DESDE EL PARQUET

Enagás refuerza su posición

Después de un mes de fe­brero crí­tico, Enagás va ca­mino de re­cu­perar ni­veles en un pro­ceso al­cista con­sis­tente. Algo que no ha pa­sado des­aper­ci­bido en los pa­tios de ope­ra­cio­nes, donde los in­ver­sores vuelven a re­cu­perar la con­fianza ante una po­sible me­jora de sus ex­pec­ta­tivas de ne­go­cio.

La semana pasada, de hecho, un consorcio formado por Snam (60%), además de Fluxys y Enagás con el 20% cada una, se hizo con la puja para la compra del operado de gas griego Desfa. Una privatización con la que el Gobierno griego ingresará en sus depauperadas arcas un total de 535 millones de euros.

La aportación del gestor de gas español, correspondiente a su participación, estará en torno a los 107 millones de euros. Según los analistas de Renta 4, este precio supone haber pagado un precio de 4,6x EV/Ebitda, muy por debajo de la valoración de Enagás que es más del doble de dicho múltiplo.

Haciendo cuentas, el precio objetivo a priori de estos activos debería ser un 2,5% superior, lo que supone una buena compra.

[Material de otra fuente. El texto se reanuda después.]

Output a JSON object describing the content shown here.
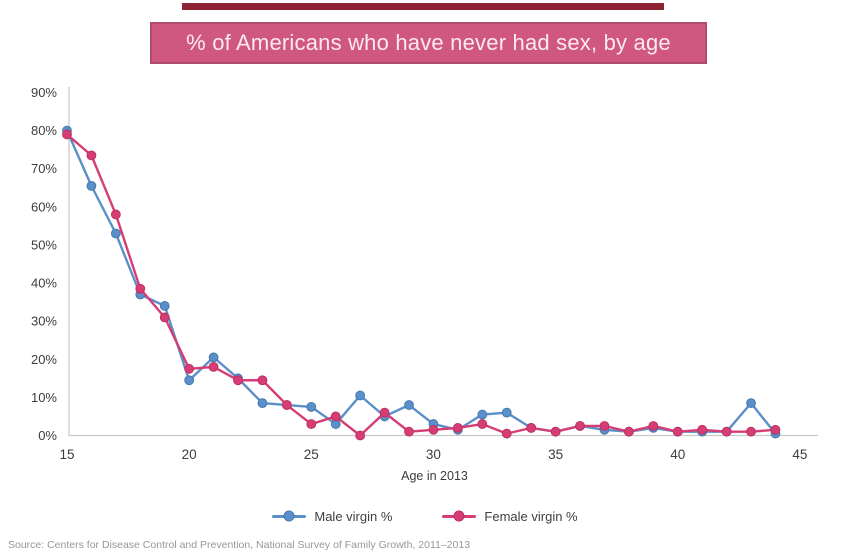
{
  "title": "% of Americans who have never had sex, by age",
  "source": "Source: Centers for Disease Control and Prevention, National Survey of Family Growth, 2011–2013",
  "colors": {
    "top_bar": "#8e2433",
    "banner_background": "#d05880",
    "banner_border": "#b04a6e",
    "banner_text": "#fbe9f1",
    "axis_line": "#c9c9c9",
    "tick_text": "#3c3c3c",
    "source_text": "#979797",
    "male_line": "#5b8fc9",
    "male_marker_edge": "#4579ad",
    "female_line": "#d63d75",
    "female_marker_edge": "#bf2f63"
  },
  "chart_data": {
    "type": "line",
    "title": "% of Americans who have never had sex, by age",
    "xlabel": "Age in 2013",
    "ylabel": "",
    "xlim": [
      15,
      45
    ],
    "ylim": [
      0,
      90
    ],
    "xticks": [
      15,
      20,
      25,
      30,
      35,
      40,
      45
    ],
    "yticks": [
      0,
      10,
      20,
      30,
      40,
      50,
      60,
      70,
      80,
      90
    ],
    "ytick_suffix": "%",
    "grid": false,
    "legend_position": "bottom-center",
    "x": [
      15,
      16,
      17,
      18,
      19,
      20,
      21,
      22,
      23,
      24,
      25,
      26,
      27,
      28,
      29,
      30,
      31,
      32,
      33,
      34,
      35,
      36,
      37,
      38,
      39,
      40,
      41,
      42,
      43,
      44
    ],
    "series": [
      {
        "name": "Male virgin %",
        "color": "#5b8fc9",
        "edge": "#4579ad",
        "values": [
          80,
          65.5,
          53,
          37,
          34,
          14.5,
          20.5,
          15,
          8.5,
          8,
          7.5,
          3,
          10.5,
          5,
          8,
          3,
          1.5,
          5.5,
          6,
          2,
          1,
          2.5,
          1.5,
          1,
          2,
          1,
          1,
          1,
          8.5,
          0.5
        ]
      },
      {
        "name": "Female virgin %",
        "color": "#d63d75",
        "edge": "#bf2f63",
        "values": [
          79,
          73.5,
          58,
          38.5,
          31,
          17.5,
          18,
          14.5,
          14.5,
          8,
          3,
          5,
          0,
          6,
          1,
          1.5,
          2,
          3,
          0.5,
          2,
          1,
          2.5,
          2.5,
          1,
          2.5,
          1,
          1.5,
          1,
          1,
          1.5
        ]
      }
    ]
  }
}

Desfa es una compañía con 1.500 kilómetros de gaseoductos y una planta de regasificación. Cuenta además, señalan en Renta 4, con una regulación atractiva, con buenos retornos, y cuya situación geográfica beneficia el desarrollo de nuevos proyectos con el objetivo de impulsar el alto potencial del sistema gasista griego como interconexión europea.

La adquisición, que podría cerrarse en la segunda mitad del año, queda pendiente de la aprobación por parte de las autoridades locales. La operación, en cualquier caso, es muy positiva para Enagás pues le servirá para reforzar su expansión internacional a unos precios muy atractivos.

Aunque la operación ha tenido muy buena acogida en las bolsas, la firma de inversión ha reiterado su precio objetivo de 22,7 euros por acción para Enagás. Una valoración que se encuentra en línea con el actual cotización de mercado por lo que reitera su recomendación de mantener.

Los expertos técnicos tampoco se muestran muy optimistas. Afirman que entre los 23 y los 23.5 euros encuentra varias resistencias significativas que podrían frenar la fase alcista de las últimas semanas. Solo en caso de superar con consistencia estas barreras cabría esperar un cierre de ejercicio con una revalorización del orden del 10%.

Con todo, explican, es un valor defensivo con un PER bajo y buena rentabilidad por dividendo, que puede servir de refugio para la previsible volatilidad que se espera en la renta variable en los próximos meses.